Conn's (NASDAQ:CONN) investors like what they heard on the company's earnings report and conference call, as the stock is currently trading higher by 12%. And while the company's total revenue growth of 38% in fiscal year 2014 is impressive relative to Best Buy (NYSE:BBY) and Aaron's (NYSE:AAN), there are still plenty of reasons to believe that this rally will be short-lived.
A little history of Conn's
Conn's is a specialty retailer of durable consumer products, selling things like mattresses, TVs, and appliances. Essentially, it is a smaller Best Buy, with annual revenue of $1.19 billion in the last year. However, the one key difference is its growth, 38% last year, driven by a 26.5% increase in same-store sales.

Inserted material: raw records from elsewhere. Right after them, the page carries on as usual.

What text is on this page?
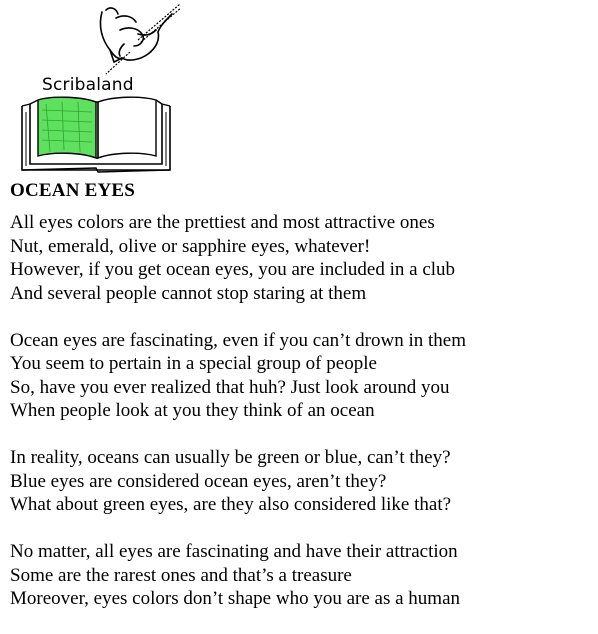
Scribaland
OCEAN EYES
All eyes colors are the prettiest and most attractive ones
Nut, emerald, olive or sapphire eyes, whatever!
However, if you get ocean eyes, you are included in a club
And several people cannot stop staring at them
Ocean eyes are fascinating, even if you can’t drown in them
You seem to pertain in a special group of people
So, have you ever realized that huh? Just look around you
When people look at you they think of an ocean
In reality, oceans can usually be green or blue, can’t they?
Blue eyes are considered ocean eyes, aren’t they?
What about green eyes, are they also considered like that?
No matter, all eyes are fascinating and have their attraction
Some are the rarest ones and that’s a treasure
Moreover, eyes colors don’t shape who you are as a human
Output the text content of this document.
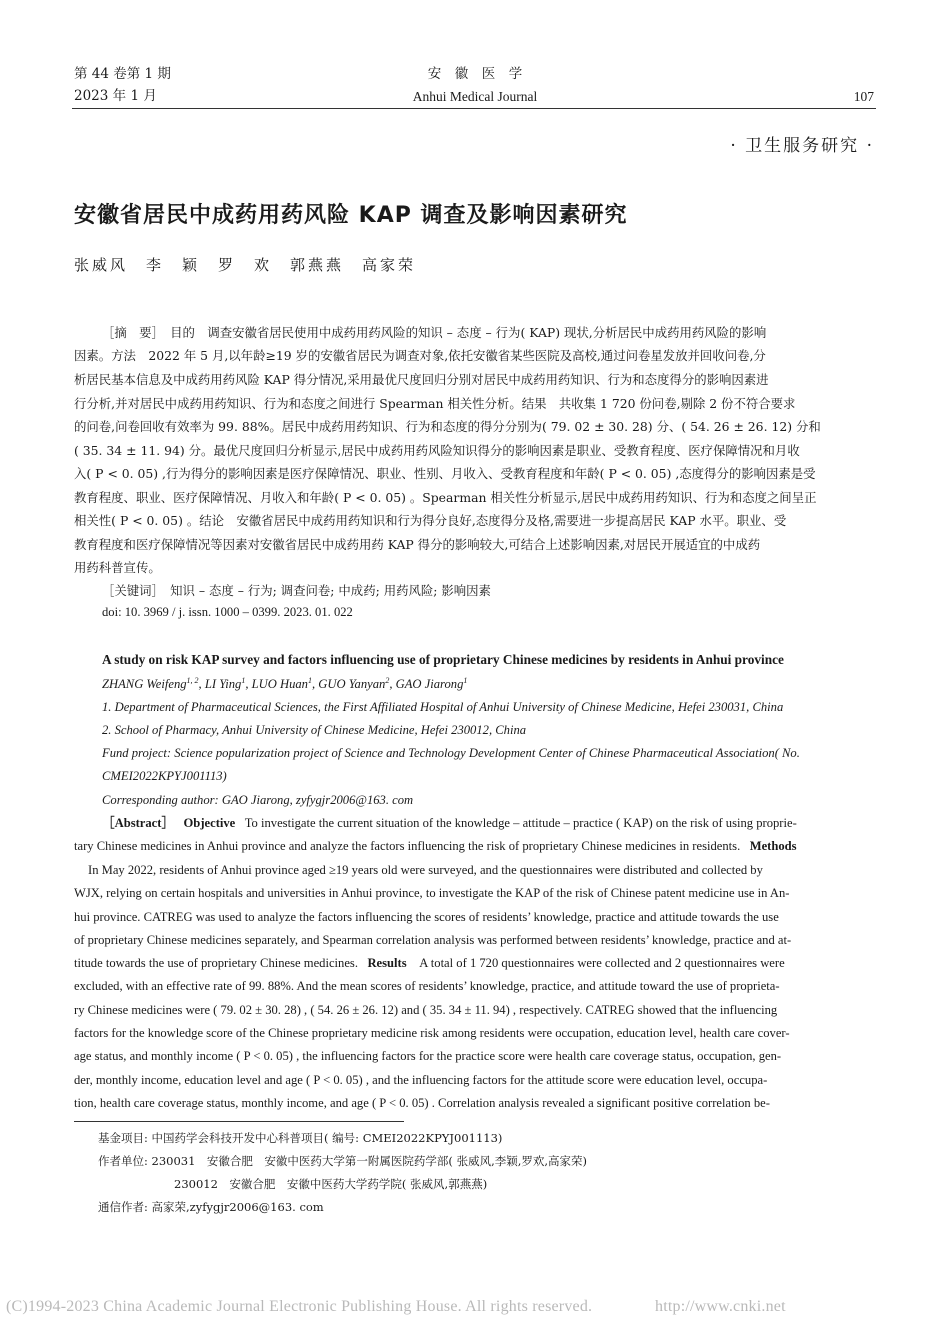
第 44 卷第 1 期
2023 年 1 月
安　徽　医　学
Anhui Medical Journal	107
· 卫生服务研究 ·
安徽省居民中成药用药风险 KAP 调查及影响因素研究
张威风　李　颖　罗　欢　郭燕燕　高家荣
［摘　要］　目的　调查安徽省居民使用中成药用药风险的知识 – 态度 – 行为( KAP) 现状,分析居民中成药用药风险的影响
因素。方法　2022 年 5 月,以年龄≥19 岁的安徽省居民为调查对象,依托安徽省某些医院及高校,通过问卷星发放并回收问卷,分
析居民基本信息及中成药用药风险 KAP 得分情况,采用最优尺度回归分别对居民中成药用药知识、行为和态度得分的影响因素进
行分析,并对居民中成药用药知识、行为和态度之间进行 Spearman 相关性分析。结果　共收集 1 720 份问卷,剔除 2 份不符合要求
的问卷,问卷回收有效率为 99. 88%。居民中成药用药知识、行为和态度的得分分别为( 79. 02 ± 30. 28) 分、( 54. 26 ± 26. 12) 分和
( 35. 34 ± 11. 94) 分。最优尺度回归分析显示,居民中成药用药风险知识得分的影响因素是职业、受教育程度、医疗保障情况和月收
入( P < 0. 05) ,行为得分的影响因素是医疗保障情况、职业、性别、月收入、受教育程度和年龄( P < 0. 05) ,态度得分的影响因素是受
教育程度、职业、医疗保障情况、月收入和年龄( P < 0. 05) 。Spearman 相关性分析显示,居民中成药用药知识、行为和态度之间呈正
相关性( P < 0. 05) 。结论　安徽省居民中成药用药知识和行为得分良好,态度得分及格,需要进一步提高居民 KAP 水平。职业、受
教育程度和医疗保障情况等因素对安徽省居民中成药用药 KAP 得分的影响较大,可结合上述影响因素,对居民开展适宜的中成药
用药科普宣传。
［关键词］　知识 – 态度 – 行为; 调查问卷; 中成药; 用药风险; 影响因素
doi: 10. 3969 / j. issn. 1000 – 0399. 2023. 01. 022
A study on risk KAP survey and factors influencing use of proprietary Chinese medicines by residents in Anhui province
ZHANG Weifeng$^{1, 2}$, LI Ying$^1$, LUO Huan$^1$, GUO Yanyan$^2$, GAO Jiarong$^1$
1. Department of Pharmaceutical Sciences, the First Affiliated Hospital of Anhui University of Chinese Medicine, Hefei 230031, China
2. School of Pharmacy, Anhui University of Chinese Medicine, Hefei 230012, China
Fund project: Science popularization project of Science and Technology Development Center of Chinese Pharmaceutical Association( No.
CMEI2022KPYJ001113)
Corresponding author: GAO Jiarong, zyfygjr2006@163. com
［Abstract］ Objective To investigate the current situation of the knowledge – attitude – practice ( KAP) on the risk of using proprie-
tary Chinese medicines in Anhui province and analyze the factors influencing the risk of proprietary Chinese medicines in residents. Methods
In May 2022, residents of Anhui province aged ≥19 years old were surveyed, and the questionnaires were distributed and collected by
WJX, relying on certain hospitals and universities in Anhui province, to investigate the KAP of the risk of Chinese patent medicine use in An-
hui province. CATREG was used to analyze the factors influencing the scores of residents’ knowledge, practice and attitude towards the use
of proprietary Chinese medicines separately, and Spearman correlation analysis was performed between residents’ knowledge, practice and at-
titude towards the use of proprietary Chinese medicines. Results A total of 1 720 questionnaires were collected and 2 questionnaires were
excluded, with an effective rate of 99. 88%. And the mean scores of residents’ knowledge, practice, and attitude toward the use of proprieta-
ry Chinese medicines were ( 79. 02 ± 30. 28) , ( 54. 26 ± 26. 12) and ( 35. 34 ± 11. 94) , respectively. CATREG showed that the influencing
factors for the knowledge score of the Chinese proprietary medicine risk among residents were occupation, education level, health care cover-
age status, and monthly income ( P < 0. 05) , the influencing factors for the practice score were health care coverage status, occupation, gen-
der, monthly income, education level and age ( P < 0. 05) , and the influencing factors for the attitude score were education level, occupa-
tion, health care coverage status, monthly income, and age ( P < 0. 05) . Correlation analysis revealed a significant positive correlation be-
基金项目: 中国药学会科技开发中心科普项目( 编号: CMEI2022KPYJ001113)
作者单位: 230031　安徽合肥　安徽中医药大学第一附属医院药学部( 张威风,李颖,罗欢,高家荣)
230012　安徽合肥　安徽中医药大学药学院( 张威风,郭燕燕)
通信作者: 高家荣,zyfygjr2006@163. com
(C)1994-2023 China Academic Journal Electronic Publishing House. All rights reserved.	http://www.cnki.net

It was this growth that sparked a 165% stock gain in 2013. However, it was the cause of this growth - its credit program - that has created a 50% decline in 2014. Essentially, Conn's in-house credit program began to see higher delinquent loans, which consequently affected the company's bottom line profits.

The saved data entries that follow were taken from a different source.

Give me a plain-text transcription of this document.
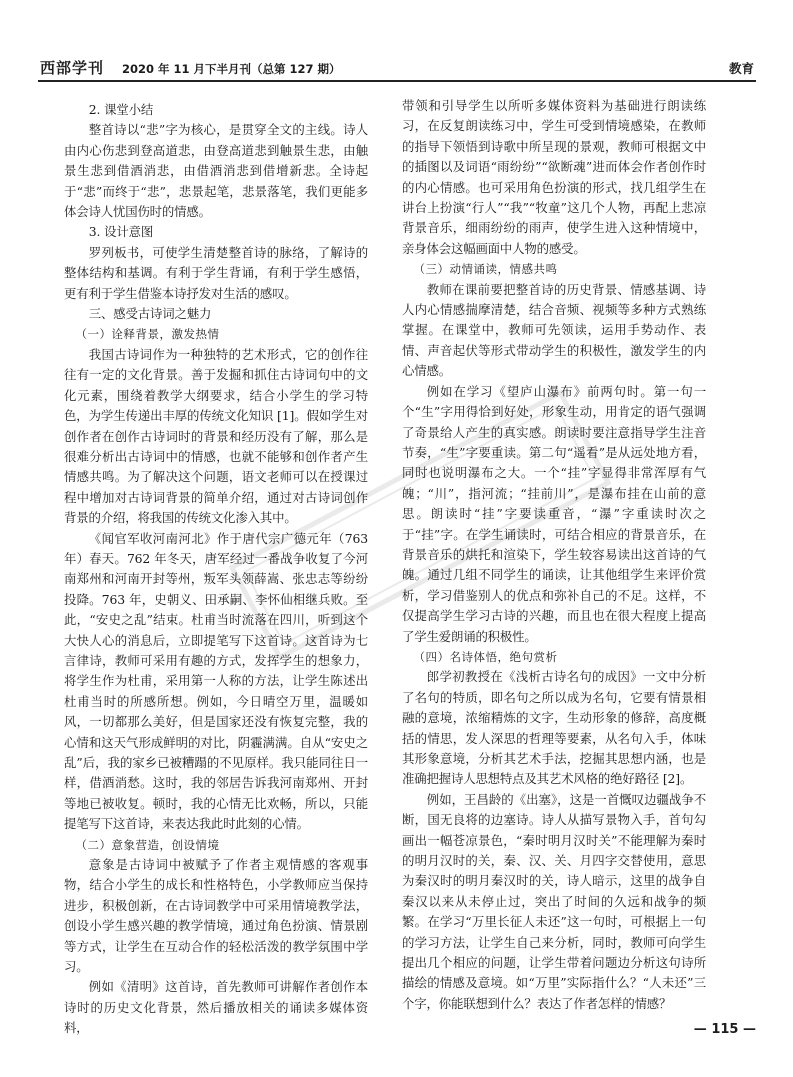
西部学刊 2020 年 11 月下半月刊（总第 127 期）	教育
2. 课堂小结

整首诗以“悲”字为核心，是贯穿全文的主线。诗人由内心伤悲到登高道悲，由登高道悲到触景生悲，由触景生悲到借酒消悲，由借酒消悲到借增新悲。全诗起于“悲”而终于“悲”，悲景起笔，悲景落笔，我们更能多体会诗人忧国伤时的情感。

3. 设计意图

罗列板书，可使学生清楚整首诗的脉络，了解诗的整体结构和基调。有利于学生背诵，有利于学生感悟，更有利于学生借鉴本诗抒发对生活的感叹。

三、感受古诗词之魅力
（一）诠释背景，激发热情

我国古诗词作为一种独特的艺术形式，它的创作往往有一定的文化背景。善于发掘和抓住古诗词句中的文化元素，围绕着教学大纲要求，结合小学生的学习特色，为学生传递出丰厚的传统文化知识 [1]。假如学生对创作者在创作古诗词时的背景和经历没有了解，那么是很难分析出古诗词中的情感，也就不能够和创作者产生情感共鸣。为了解决这个问题，语文老师可以在授课过程中增加对古诗词背景的简单介绍，通过对古诗词创作背景的介绍，将我国的传统文化渗入其中。

《闻官军收河南河北》作于唐代宗广德元年（763 年）春天。762 年冬天，唐军经过一番战争收复了今河南郑州和河南开封等州，叛军头领薛嵩、张忠志等纷纷投降。763 年，史朝义、田承嗣、李怀仙相继兵败。至此，“安史之乱”结束。杜甫当时流落在四川，听到这个大快人心的消息后，立即提笔写下这首诗。这首诗为七言律诗，教师可采用有趣的方式，发挥学生的想象力，将学生作为杜甫，采用第一人称的方法，让学生陈述出杜甫当时的所感所想。例如，今日晴空万里，温暖如风，一切都那么美好，但是国家还没有恢复完整，我的心情和这天气形成鲜明的对比，阴霾满满。自从“安史之乱”后，我的家乡已被糟蹋的不见原样。我只能同往日一样，借酒消愁。这时，我的邻居告诉我河南郑州、开封等地已被收复。顿时，我的心情无比欢畅，所以，只能提笔写下这首诗，来表达我此时此刻的心情。

（二）意象营造，创设情境

意象是古诗词中被赋予了作者主观情感的客观事物，结合小学生的成长和性格特色，小学教师应当保持进步，积极创新，在古诗词教学中可采用情境教学法，创设小学生感兴趣的教学情境，通过角色扮演、情景剧等方式，让学生在互动合作的轻松活泼的教学氛围中学习。

例如《清明》这首诗，首先教师可讲解作者创作本诗时的历史文化背景，然后播放相关的诵读多媒体资料，

带领和引导学生以所听多媒体资料为基础进行朗读练习，在反复朗读练习中，学生可受到情境感染，在教师的指导下领悟到诗歌中所呈现的景观，教师可根据文中的插图以及词语“雨纷纷”“欲断魂”进而体会作者创作时的内心情感。也可采用角色扮演的形式，找几组学生在讲台上扮演“行人”“我”“牧童”这几个人物，再配上悲凉背景音乐，细雨纷纷的雨声，使学生进入这种情境中，亲身体会这幅画面中人物的感受。

（三）动情诵读，情感共鸣

教师在课前要把整首诗的历史背景、情感基调、诗人内心情感揣摩清楚，结合音频、视频等多种方式熟练掌握。在课堂中，教师可先领读，运用手势动作、表情、声音起伏等形式带动学生的积极性，激发学生的内心情感。

例如在学习《望庐山瀑布》前两句时。第一句一个“生”字用得恰到好处，形象生动，用肯定的语气强调了奇景给人产生的真实感。朗读时要注意指导学生注音节奏，“生”字要重读。第二句“遥看”是从远处地方看，同时也说明瀑布之大。一个“挂”字显得非常浑厚有气魄；“川”，指河流；“挂前川”，是瀑布挂在山前的意思。朗读时“挂”字要读重音，“瀑”字重读时次之于“挂”字。在学生诵读时，可结合相应的背景音乐，在背景音乐的烘托和渲染下，学生较容易读出这首诗的气魄。通过几组不同学生的诵读，让其他组学生来评价赏析，学习借鉴别人的优点和弥补自己的不足。这样，不仅提高学生学习古诗的兴趣，而且也在很大程度上提高了学生爱朗诵的积极性。

（四）名诗体悟，绝句赏析

郎学初教授在《浅析古诗名句的成因》一文中分析了名句的特质，即名句之所以成为名句，它要有情景相融的意境，浓缩精炼的文字，生动形象的修辞，高度概括的情思，发人深思的哲理等要素，从名句入手，体味其形象意境，分析其艺术手法，挖掘其思想内涵，也是准确把握诗人思想特点及其艺术风格的绝好路径 [2]。

例如，王昌龄的《出塞》，这是一首慨叹边疆战争不断，国无良将的边塞诗。诗人从描写景物入手，首句勾画出一幅苍凉景色，“秦时明月汉时关”不能理解为秦时的明月汉时的关，秦、汉、关、月四字交替使用，意思为秦汉时的明月秦汉时的关，诗人暗示，这里的战争自秦汉以来从未停止过，突出了时间的久远和战争的频繁。在学习“万里长征人未还”这一句时，可根据上一句的学习方法，让学生自己来分析，同时，教师可向学生提出几个相应的问题，让学生带着问题边分析这句诗所描绘的情感及意境。如“万里”实际指什么？“人未还”三个字，你能联想到什么？表达了作者怎样的情感？

— 115 —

However, with booming same-store sales growth and a 370 basis point increase in gross margin, investors are looking past this underlying problem, or at least temporarily.
Where is the growth coming from?
There is a belief among some Conn's investors that the company's credit business is not a big deal, or not essential to the company's growth and future. This reasoning can be explained with the company's revenue, as some might note that of Conn's $361.1 million in Q4 sales, only $27.8 million was created from its credit segment.

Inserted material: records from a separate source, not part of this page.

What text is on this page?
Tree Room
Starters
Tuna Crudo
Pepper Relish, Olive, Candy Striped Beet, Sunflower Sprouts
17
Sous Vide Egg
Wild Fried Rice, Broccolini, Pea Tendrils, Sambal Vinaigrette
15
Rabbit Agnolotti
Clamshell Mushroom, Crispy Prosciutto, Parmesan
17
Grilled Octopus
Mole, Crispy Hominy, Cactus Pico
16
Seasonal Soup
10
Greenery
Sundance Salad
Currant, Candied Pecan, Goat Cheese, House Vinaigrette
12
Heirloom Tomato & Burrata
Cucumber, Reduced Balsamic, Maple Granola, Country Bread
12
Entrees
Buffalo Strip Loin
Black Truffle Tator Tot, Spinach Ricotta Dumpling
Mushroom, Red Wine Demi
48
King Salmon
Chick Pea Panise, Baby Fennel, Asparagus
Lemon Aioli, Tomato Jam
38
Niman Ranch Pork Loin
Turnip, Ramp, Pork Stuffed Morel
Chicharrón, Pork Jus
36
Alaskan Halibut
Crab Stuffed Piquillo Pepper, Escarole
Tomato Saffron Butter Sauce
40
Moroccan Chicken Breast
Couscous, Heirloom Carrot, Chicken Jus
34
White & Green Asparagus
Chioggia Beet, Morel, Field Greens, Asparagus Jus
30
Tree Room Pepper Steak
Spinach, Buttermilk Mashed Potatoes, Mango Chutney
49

While this is true, the problem with Conn's is the large sum of debt that created that $27.8 million, and the rate at which it continues to grow.
One thing you might have missed in the company's quarterly report is that Conn's customer portfolio balance, which is its credit division, was $1.07 billion on January 31. This equates to a rise of 44% over last year, or a $326.7 million increase. However, if we look at Conn's revenue, it saw a $277.6 million increase in fiscal 2014 over the year prior.
So, what does this tell us? Essentially, this shows that all of Conn's enormous and impressive 38% same-store sales and 26.5% total revenue growth is coming from its credit program, or borrowed money. It also means that existing customers, or those who might have paid with cash in the past, are now using credit; or possibly, it means that Conn's is losing a lot of money to this program. In fact, this disconnect between credit and revenue growth might tell us that all three statements are true.
With that said, so long as customers are paying their bills and Conn's is collecting fees, then everything is great. However, Conn's is not lending to the safest of consumers. In fact, its average weighted credit score is just 594, according to its end-of-year report, which helps explain the company's sudden profit warning earlier this year.
In the end, Conn's continued and rising reliance on credit for growth will most likely lead to more abrupt profit warnings, and could even bankrupt the company if all hell breaks loose, such as another credit crisis. Already, in the infancy of this program, account balances 60 days or more past due have risen 78% year-over-year to 94,403, a far greater rate than revenue growth.
Also, this represents 8.8% of its total account balance, which is up from 8.5% in October and from 7.1% last year. Clearly, the trend is not in Conn's favor, and with the balance itself rising so rapidly, Conn's is becoming more vulnerable by the day. As a result, I would not chase these large, double-digit post-earning gains, as more than likely, this story will end with Conn's crashing down!
Disclosure: I have no positions in any stocks mentioned, and no plans to initiate any positions within the next 72 hours. I wrote this article myself, and it expresses my own opinions. I am not receiving compensation for it (other than from Seeking Alpha). I have no business relationship with any company whose stock is mentioned in this article.